Quand une chanson parle de politique, on dit qu’il y a du fond et qu’elle s’adresse à la société, mais je pense qu’une berceuse a la même fonction. Ce qui compte, c’est la façon dont on chante. Sur mon dernier disque, j’ai voulu une douceur, ferme et puissante. En soi, cela constitue un message pour la société. Il n’est pas nécessaire de dire littéralement ce que je crois être bon pour elle. La chanson, par le seul fait qu’elle est et qu’elle continue à exister, constitue un lien social et c’est crucial aujourd’hui. Il est essentiel que les gens continuent à se regrouper.
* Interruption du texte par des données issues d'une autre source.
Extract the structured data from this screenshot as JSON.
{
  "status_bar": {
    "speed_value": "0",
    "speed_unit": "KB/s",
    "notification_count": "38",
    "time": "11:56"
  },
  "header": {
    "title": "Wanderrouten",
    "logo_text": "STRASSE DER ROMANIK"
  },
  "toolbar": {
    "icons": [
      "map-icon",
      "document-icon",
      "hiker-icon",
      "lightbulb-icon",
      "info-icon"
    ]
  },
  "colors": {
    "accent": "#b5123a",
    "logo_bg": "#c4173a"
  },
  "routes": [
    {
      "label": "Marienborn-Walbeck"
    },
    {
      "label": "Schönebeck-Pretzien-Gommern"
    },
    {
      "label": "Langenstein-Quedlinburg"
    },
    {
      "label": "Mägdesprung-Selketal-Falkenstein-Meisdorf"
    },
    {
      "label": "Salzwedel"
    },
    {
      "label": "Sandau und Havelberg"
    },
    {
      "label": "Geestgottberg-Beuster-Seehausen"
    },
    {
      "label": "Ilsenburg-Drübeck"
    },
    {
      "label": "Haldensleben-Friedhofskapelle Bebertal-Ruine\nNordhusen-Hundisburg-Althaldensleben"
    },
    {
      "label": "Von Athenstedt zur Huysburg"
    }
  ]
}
Il existe toutes sortes de chansons : pour bercer, pour accompagner les morts, les mariages ou les festins. Il y en a pour la maternité ou pour les révolutions. La chanson peut avoir toutes les fonctions qu’on veut lui donner, mais toutes ces fonctions sont sociales, qu’elles soient dans le poétique ou le politique, dans la tendresse ou la colère. Juliette Gréco, cette merveilleuse dame, disait que toutes les chansons d’amour sont révolutionnaires et que toutes les chansons révolutionnaires sont des chansons d’amour.